TWICE A HERO By Susan Krinard

“I doubt it,” she said. For a moment she thought he’d say or do something she wasn’t going to like, but he only barked a laugh, turned on his heel, and began to walk away.

She grabbed her pack, snatched up Liam’s mosquito netting, and followed. Now what? He had her watch, and she should make an effort to retrieve it. She should try to go back through the tunnel to her own time, but she’d already done that; it emphatically hadn’t worked. She was just beginning to realize the full, and frightening, implications of what she had done.

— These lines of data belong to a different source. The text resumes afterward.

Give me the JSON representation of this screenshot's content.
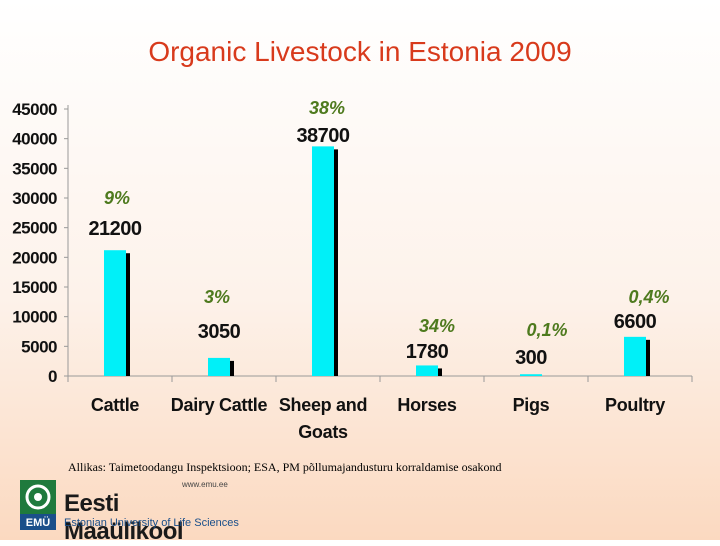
{
  "slide": {
    "title": "Organic Livestock in Estonia 2009",
    "source": "Allikas: Taimetoodangu Inspektsioon; ESA, PM põllumajandusturu korraldamise osakond"
  },
  "logo": {
    "name": "Eesti Maaülikool",
    "url": "www.emu.ee",
    "subtitle": "Estonian University of Life Sciences",
    "mark_text": "EMÜ"
  },
  "colors": {
    "bar": "#00f0f8",
    "bar_shadow": "#000000",
    "percent_label": "#4e7a1e",
    "title": "#d83a1c",
    "axis": "#999999"
  },
  "chart_data": {
    "type": "bar",
    "title": "Organic Livestock in Estonia 2009",
    "xlabel": "",
    "ylabel": "",
    "ylim": [
      0,
      45000
    ],
    "yticks": [
      "0",
      "5000",
      "10000",
      "15000",
      "20000",
      "25000",
      "30000",
      "35000",
      "40000",
      "45000"
    ],
    "categories": [
      "Cattle",
      "Dairy Cattle",
      "Sheep and Goats",
      "Horses",
      "Pigs",
      "Poultry"
    ],
    "category_lines": [
      [
        "Cattle"
      ],
      [
        "Dairy Cattle"
      ],
      [
        "Sheep and",
        "Goats"
      ],
      [
        "Horses"
      ],
      [
        "Pigs"
      ],
      [
        "Poultry"
      ]
    ],
    "values": [
      21200,
      3050,
      38700,
      1780,
      300,
      6600
    ],
    "value_labels": [
      "21200",
      "3050",
      "38700",
      "1780",
      "300",
      "6600"
    ],
    "percent_labels": [
      "9%",
      "3%",
      "38%",
      "34%",
      "0,1%",
      "0,4%"
    ],
    "grid": false,
    "legend": "none"
  }
}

Just by somehow coming back to the past I may have changed the future already. How can I possibly be sure? The longer I’m here, the more risk that I’ll mess something up. No one knows the consequences of something like this, and Liam O’Shea definitely isn’t the one to share the burden with.

Oh, hell.

“Are you coming?” Liam called. He’d stopped at the opposite border of the ruins, where the real jungle began. Hands on hips, he glared at her as if he’d like nothing better than to charge off without her. He certainly hadn’t issued her a formal invitation to accompany him back to his camp. But he was waiting, and it was nearly dusk, and he had her watch, and she didn’t know what else to do…

“I think I’d rather stay here,” she blurted.

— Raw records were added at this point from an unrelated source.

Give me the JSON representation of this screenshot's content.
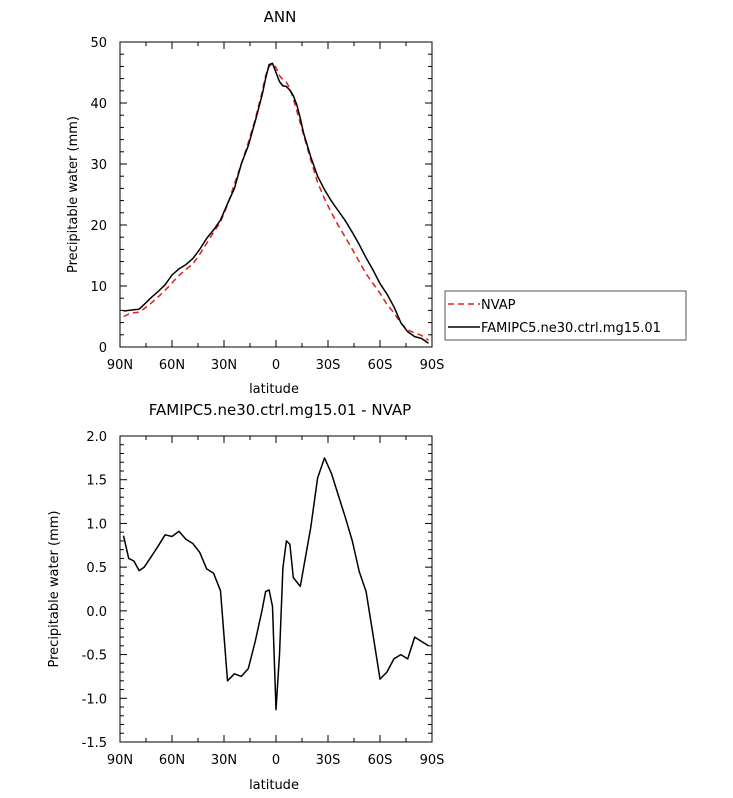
{
  "chart_data": [
    {
      "type": "line",
      "title": "ANN",
      "xlabel": "latitude",
      "ylabel": "Precipitable water (mm)",
      "xlim": [
        90,
        -90
      ],
      "ylim": [
        0,
        50
      ],
      "x_ticks": [
        90,
        60,
        30,
        0,
        -30,
        -60,
        -90
      ],
      "x_tick_labels": [
        "90N",
        "60N",
        "30N",
        "0",
        "30S",
        "60S",
        "90S"
      ],
      "y_ticks": [
        0,
        10,
        20,
        30,
        40,
        50
      ],
      "y_tick_labels": [
        "0",
        "10",
        "20",
        "30",
        "40",
        "50"
      ],
      "legend": {
        "position": "right",
        "entries": [
          "NVAP",
          "FAMIPC5.ne30.ctrl.mg15.01"
        ]
      },
      "series": [
        {
          "name": "NVAP",
          "color": "#e0201b",
          "dash": "dashed",
          "x": [
            88,
            85,
            82,
            79,
            76,
            72,
            68,
            64,
            60,
            56,
            52,
            48,
            44,
            40,
            36,
            32,
            28,
            24,
            20,
            16,
            12,
            8,
            6,
            4,
            2,
            0,
            -2,
            -4,
            -6,
            -8,
            -10,
            -12,
            -14,
            -16,
            -20,
            -24,
            -28,
            -32,
            -36,
            -40,
            -44,
            -48,
            -52,
            -56,
            -60,
            -64,
            -68,
            -72,
            -76,
            -80,
            -84,
            -88
          ],
          "y": [
            5.0,
            5.4,
            5.6,
            5.7,
            6.3,
            7.2,
            8.2,
            9.3,
            10.5,
            11.7,
            12.7,
            13.6,
            15.2,
            17.0,
            18.8,
            20.5,
            23.3,
            26.7,
            30.0,
            33.5,
            37.3,
            41.8,
            44.5,
            46.0,
            46.5,
            45.8,
            44.5,
            43.8,
            43.4,
            42.4,
            40.7,
            38.7,
            36.7,
            34.7,
            30.7,
            27.0,
            24.3,
            22.0,
            19.9,
            18.0,
            16.0,
            14.0,
            12.0,
            10.4,
            8.8,
            7.0,
            5.6,
            3.9,
            2.8,
            2.3,
            1.9,
            1.1
          ]
        },
        {
          "name": "FAMIPC5.ne30.ctrl.mg15.01",
          "color": "#000000",
          "dash": "solid",
          "x": [
            88,
            85,
            82,
            79,
            76,
            72,
            68,
            64,
            60,
            56,
            52,
            48,
            44,
            40,
            36,
            32,
            28,
            24,
            20,
            16,
            12,
            8,
            6,
            4,
            2,
            0,
            -2,
            -4,
            -6,
            -8,
            -10,
            -12,
            -14,
            -16,
            -20,
            -24,
            -28,
            -32,
            -36,
            -40,
            -44,
            -48,
            -52,
            -56,
            -60,
            -64,
            -68,
            -72,
            -76,
            -80,
            -84,
            -88
          ],
          "y": [
            5.9,
            6.0,
            6.1,
            6.2,
            7.0,
            8.1,
            9.1,
            10.2,
            11.8,
            12.8,
            13.5,
            14.5,
            16.0,
            17.8,
            19.2,
            20.8,
            23.5,
            26.0,
            30.0,
            33.0,
            37.0,
            41.3,
            44.0,
            46.3,
            46.5,
            45.0,
            43.5,
            42.8,
            42.7,
            42.1,
            41.2,
            39.7,
            37.5,
            35.0,
            31.2,
            28.0,
            25.8,
            23.9,
            22.3,
            20.7,
            18.8,
            16.8,
            14.6,
            12.6,
            10.4,
            8.7,
            6.6,
            4.0,
            2.5,
            1.7,
            1.4,
            0.6
          ]
        }
      ]
    },
    {
      "type": "line",
      "title": "FAMIPC5.ne30.ctrl.mg15.01 - NVAP",
      "xlabel": "latitude",
      "ylabel": "Precipitable water (mm)",
      "xlim": [
        90,
        -90
      ],
      "ylim": [
        -1.5,
        2.0
      ],
      "x_ticks": [
        90,
        60,
        30,
        0,
        -30,
        -60,
        -90
      ],
      "x_tick_labels": [
        "90N",
        "60N",
        "30N",
        "0",
        "30S",
        "60S",
        "90S"
      ],
      "y_ticks": [
        -1.5,
        -1.0,
        -0.5,
        0.0,
        0.5,
        1.0,
        1.5,
        2.0
      ],
      "y_tick_labels": [
        "-1.5",
        "-1.0",
        "-0.5",
        "0.0",
        "0.5",
        "1.0",
        "1.5",
        "2.0"
      ],
      "series": [
        {
          "color": "#000000",
          "dash": "solid",
          "x": [
            88,
            85,
            82,
            79,
            76,
            72,
            68,
            64,
            60,
            56,
            52,
            48,
            44,
            40,
            36,
            32,
            28,
            24,
            20,
            16,
            12,
            8,
            6,
            4,
            2,
            0,
            -2,
            -4,
            -6,
            -8,
            -10,
            -12,
            -14,
            -16,
            -20,
            -24,
            -28,
            -32,
            -36,
            -40,
            -44,
            -48,
            -52,
            -56,
            -60,
            -64,
            -68,
            -72,
            -76,
            -80,
            -84,
            -88
          ],
          "y": [
            0.86,
            0.6,
            0.57,
            0.46,
            0.5,
            0.62,
            0.74,
            0.87,
            0.85,
            0.91,
            0.82,
            0.77,
            0.67,
            0.48,
            0.43,
            0.23,
            -0.8,
            -0.72,
            -0.75,
            -0.66,
            -0.35,
            0.01,
            0.22,
            0.24,
            0.05,
            -1.13,
            -0.5,
            0.49,
            0.8,
            0.76,
            0.38,
            0.33,
            0.28,
            0.5,
            0.95,
            1.52,
            1.75,
            1.57,
            1.32,
            1.07,
            0.8,
            0.45,
            0.22,
            -0.28,
            -0.78,
            -0.7,
            -0.55,
            -0.5,
            -0.55,
            -0.3,
            -0.35,
            -0.4
          ]
        }
      ]
    }
  ]
}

He gave an eloquent shrug. “Suit yourself. I don’t doubt that you can repel scorpions, poisonous serpents, jaguars, and hostile guerrillas bare-handed.” He tossed his sack over his shoulder and turned on his heel, disappearing among the trees and heavy foliage.

Oh, that was bright, Mac. Reject the only connection you have to reality. And your only protection in this jungle.

She scowled at the cowardly thought. Protection, my foot. I’m not some sheltered little Victorian female who can’t take care of herself. I don’t need him. She threw the mosquito net in a heap beside the temple wall and flung herself down on it, slapping at bugs with more energy than accuracy. Her repellant had decided to give up the ghost.

And it was definitely getting darker. The sun had all but vanished behind the horizon of trees. She looked skyward, listening to the voice of the wilderness. The monkeys and birds were setting up their daily dusk symphony of screeches, howls, and roars. They weren’t dangerous, but there were the scorpions, snakes, and jaguars Liam had mentioned. None, in all probability, as much of a threat as the man himself.

What was she thinking? He wasn’t a threat. If there was a threat, it wasn’t to her. It was to Liam himself. She wasn’t even sure when it was, or where, or how it would happen. Only that he was going to die, and she was sitting here feeling sorry for herself.

Mac dropped her head into her hands. If Homer’d been right and Great-great-grandfather Sinclair had murdered his partner, and she was here where it happened, shouldn’t she be doing something about it?

Like what, Mac? Play bodyguard? Wait around until Perry shows up, if he does show up, and fling myself between them? Change history completely without understanding the consequences—if I could do it at all?

Or let it all occur the way it was supposed to, knowing she could have prevented an act of murder.

Her head had begun to ache in earnest. This must be some kind of cosmic joke. Was Homer somewhere up there masterminding the whole thing?

You overestimate me, Homer. I’m not cut out for playing God.

With an explosive breath Mac jumped to her feet. She couldn’t just sit here thinking in circles—

“Change your mind yet?”

Mac thought she’d never been so grateful to hear an irksome voice in all her life. Liam sauntered into the dim aura of light, cocking a supercilious brow. “I have a fire going,” he said. “You might as well join me. There isn’t much food, but you won’t starve.”

Starve. Mac tried to remember the last time she’d eaten. Her stomach chose that juncture to loudly second Liam’s suggestion. She slapped her hand under her ribs to silence it.